[2/2] Btrfs: fix scrub to repair raid6 corruption

Message ID	20180102203642.14105-2-bo.li.liu@oracle.com (mailing list archive)
State	New, archived
Headers	show Return-Path: <linux-btrfs-owner@kernel.org> From: Liu Bo <bo.li.liu@oracle.com> To: linux-btrfs@vger.kernel.org Subject: [PATCH 2/2] Btrfs: fix scrub to repair raid6 corruption Date: Tue, 2 Jan 2018 13:36:42 -0700 Message-Id: <20180102203642.14105-2-bo.li.liu@oracle.com> In-Reply-To: <20180102203642.14105-1-bo.li.liu@oracle.com> References: <20180102203642.14105-1-bo.li.liu@oracle.com> Sender: linux-btrfs-owner@vger.kernel.org Precedence: bulk

Message ID

20180102203642.14105-2-bo.li.liu@oracle.com (mailing list archive)

State

New, archived

Headers

From: Liu Bo <bo.li.liu@oracle.com>
To: linux-btrfs@vger.kernel.org
Subject: [PATCH 2/2] Btrfs: fix scrub to repair raid6 corruption
Date: Tue,  2 Jan 2018 13:36:42 -0700
Message-Id: <20180102203642.14105-2-bo.li.liu@oracle.com>
In-Reply-To: <20180102203642.14105-1-bo.li.liu@oracle.com>
References: <20180102203642.14105-1-bo.li.liu@oracle.com>
Sender: linux-btrfs-owner@vger.kernel.org
Precedence: bulk

Commit Message

Liu Bo Jan. 2, 2018, 8:36 p.m. UTC

The raid6 corruption is that,
suppose that all disks can be read without problems and if the content
that was read out doesn't match its checksum, currently for raid6
btrfs at most retries twice,

- the 1st retry is to rebuild with all other stripes, it'll eventually
  be a raid5 xor rebuild,
- if the 1st fails, the 2nd retry will deliberately fail parity p so
  that it will do raid6 style rebuild,

however, the chances are that another non-parity stripe content also
has something corrupted, so that the above retries are not able to
return correct content.

We've fixed normal reads to rebuild raid6 correctly with more retries
in Patch "Btrfs: make raid6 rebuild retry more"[1], this is to fix
scrub to do the exactly same rebuild process.

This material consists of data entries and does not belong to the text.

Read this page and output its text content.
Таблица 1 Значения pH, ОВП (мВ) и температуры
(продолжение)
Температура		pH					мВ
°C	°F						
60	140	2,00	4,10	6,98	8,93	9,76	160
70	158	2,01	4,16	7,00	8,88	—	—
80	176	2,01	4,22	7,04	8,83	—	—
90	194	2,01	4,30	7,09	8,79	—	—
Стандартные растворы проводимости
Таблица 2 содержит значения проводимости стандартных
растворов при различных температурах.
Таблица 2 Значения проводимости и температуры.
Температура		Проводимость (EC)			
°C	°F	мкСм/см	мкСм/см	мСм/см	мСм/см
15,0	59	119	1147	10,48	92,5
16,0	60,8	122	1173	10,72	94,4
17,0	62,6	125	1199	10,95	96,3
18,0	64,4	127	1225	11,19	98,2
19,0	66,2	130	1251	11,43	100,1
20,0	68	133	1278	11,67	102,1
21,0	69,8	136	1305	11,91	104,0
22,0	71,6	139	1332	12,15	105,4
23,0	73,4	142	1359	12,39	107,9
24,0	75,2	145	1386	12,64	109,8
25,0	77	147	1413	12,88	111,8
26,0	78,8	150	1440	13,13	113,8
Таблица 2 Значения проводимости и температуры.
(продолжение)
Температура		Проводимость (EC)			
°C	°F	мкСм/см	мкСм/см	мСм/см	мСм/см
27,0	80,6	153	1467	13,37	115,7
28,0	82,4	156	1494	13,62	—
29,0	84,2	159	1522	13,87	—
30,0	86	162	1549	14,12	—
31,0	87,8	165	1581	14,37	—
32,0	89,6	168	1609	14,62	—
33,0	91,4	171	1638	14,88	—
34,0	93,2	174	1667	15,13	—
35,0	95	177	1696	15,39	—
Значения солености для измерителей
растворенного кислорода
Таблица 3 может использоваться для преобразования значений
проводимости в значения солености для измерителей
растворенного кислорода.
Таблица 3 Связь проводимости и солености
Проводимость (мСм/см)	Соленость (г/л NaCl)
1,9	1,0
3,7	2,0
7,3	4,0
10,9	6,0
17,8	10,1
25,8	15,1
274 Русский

[1]: https://patchwork.kernel.org/patch/10091755/

Signed-off-by: Liu Bo <bo.li.liu@oracle.com>
---
 fs/btrfs/scrub.c | 44 ++++++++++++++++++++++++++++++++------------
 1 file changed, 32 insertions(+), 12 deletions(-)

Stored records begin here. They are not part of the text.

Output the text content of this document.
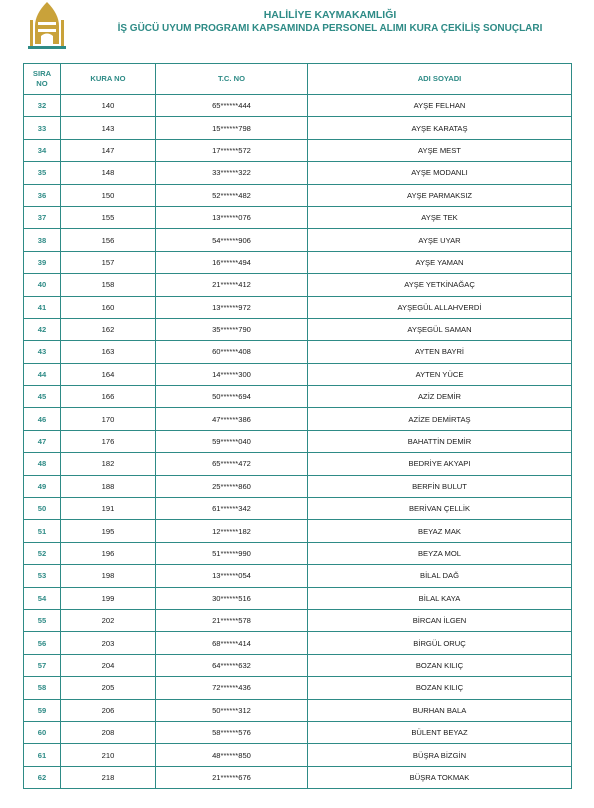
HALİLİYE KAYMAKAMLIĞI
İŞ GÜCÜ UYUM PROGRAMI KAPSAMINDA PERSONEL ALIMI KURA ÇEKİLİŞ SONUÇLARI
SIRA NO	KURA NO	T.C. NO	ADI SOYADI
32	140	65******444	AYŞE FELHAN
33	143	15******798	AYŞE KARATAŞ
34	147	17******572	AYŞE MEST
35	148	33******322	AYŞE MODANLI
36	150	52******482	AYŞE PARMAKSIZ
37	155	13******076	AYŞE TEK
38	156	54******906	AYŞE UYAR
39	157	16******494	AYŞE YAMAN
40	158	21******412	AYŞE YETKİNAĞAÇ
41	160	13******972	AYŞEGÜL ALLAHVERDİ
42	162	35******790	AYŞEGÜL SAMAN
43	163	60******408	AYTEN BAYRİ
44	164	14******300	AYTEN YÜCE
45	166	50******694	AZİZ DEMİR
46	170	47******386	AZİZE DEMİRTAŞ
47	176	59******040	BAHATTİN DEMİR
48	182	65******472	BEDRİYE AKYAPI
49	188	25******860	BERFİN BULUT
50	191	61******342	BERİVAN ÇELLİK
51	195	12******182	BEYAZ MAK
52	196	51******990	BEYZA MOL
53	198	13******054	BİLAL DAĞ
54	199	30******516	BİLAL KAYA
55	202	21******578	BİRCAN İLGEN
56	203	68******414	BİRGÜL ORUÇ
57	204	64******632	BOZAN KILIÇ
58	205	72******436	BOZAN KILIÇ
59	206	50******312	BURHAN BALA
60	208	58******576	BÜLENT BEYAZ
61	210	48******850	BÜŞRA BİZGİN
62	218	21******676	BÜŞRA TOKMAK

diff --git a/fs/btrfs/scrub.c b/fs/btrfs/scrub.c
index 951e881..1bc3ee4 100644
--- a/fs/btrfs/scrub.c
+++ b/fs/btrfs/scrub.c
@@ -301,6 +301,11 @@  static void __scrub_blocked_if_needed(struct btrfs_fs_info *fs_info);
 static void scrub_blocked_if_needed(struct btrfs_fs_info *fs_info);
 static void scrub_put_ctx(struct scrub_ctx *sctx);
 
+static inline int scrub_is_page_on_raid56(struct scrub_page *page)
+{
+	return page->recover &&
+	       (page->recover->bbio->map_type & BTRFS_BLOCK_GROUP_RAID56_MASK);
+}
 
 static void scrub_pending_bio_inc(struct scrub_ctx *sctx)
 {
@@ -1323,15 +1328,34 @@  static int scrub_handle_errored_block(struct scrub_block *sblock_to_check)
 	 * could happen otherwise that a correct page would be
 	 * overwritten by a bad one).
 	 */
-	for (mirror_index = 0;
-	     mirror_index < BTRFS_MAX_MIRRORS &&
-	     sblocks_for_recheck[mirror_index].page_count > 0;
-	     mirror_index++) {
+	for (mirror_index = 0; ;mirror_index++) {
 		struct scrub_block *sblock_other;
 
 		if (mirror_index == failed_mirror_index)
 			continue;
-		sblock_other = sblocks_for_recheck + mirror_index;
+
+		/* raid56's mirror can be more than BTRFS_MAX_MIRRORS */
+		if (!scrub_is_page_on_raid56(sblock_bad->pagev[0])) {
+			if (mirror_index >= BTRFS_MAX_MIRRORS)
+				break;
+			if (!sblocks_for_recheck[mirror_index].page_count)
+				break;
+
+			sblock_other = sblocks_for_recheck + mirror_index;
+		} else {
+			struct scrub_recover *r = sblock_bad->pagev[0]->recover;
+			int max_allowed = r->bbio->num_stripes -
+						r->bbio->num_tgtdevs;
+
+			if (mirror_index >= max_allowed)
+				break;
+			if (!sblocks_for_recheck[1].page_count)
+				break;
+
+			ASSERT(failed_mirror_index == 0);
+			sblock_other = sblocks_for_recheck + 1;
+			sblock_other->pagev[0]->mirror_num = 1 + mirror_index;
+		}
 
 		/* build and submit the bios, check checksums */
 		scrub_recheck_block(fs_info, sblock_other, 0);
@@ -1671,26 +1695,22 @@  static void scrub_bio_wait_endio(struct bio *bio)
 	complete(bio->bi_private);
 }
 
-static inline int scrub_is_page_on_raid56(struct scrub_page *page)
-{
-	return page->recover &&
-	       (page->recover->bbio->map_type & BTRFS_BLOCK_GROUP_RAID56_MASK);
-}
-
 static int scrub_submit_raid56_bio_wait(struct btrfs_fs_info *fs_info,
 					struct bio *bio,
 					struct scrub_page *page)
 {
 	DECLARE_COMPLETION_ONSTACK(done);
 	int ret;
+	int mirror_num;
 
 	bio->bi_iter.bi_sector = page->logical >> 9;
 	bio->bi_private = &done;
 	bio->bi_end_io = scrub_bio_wait_endio;
 
+	mirror_num = page->sblock->pagev[0]->mirror_num;
 	ret = raid56_parity_recover(fs_info, bio, page->recover->bbio,
 				    page->recover->map_length,
-				    page->mirror_num, 0);
+				    mirror_num, 0);
 	if (ret)
 		return ret;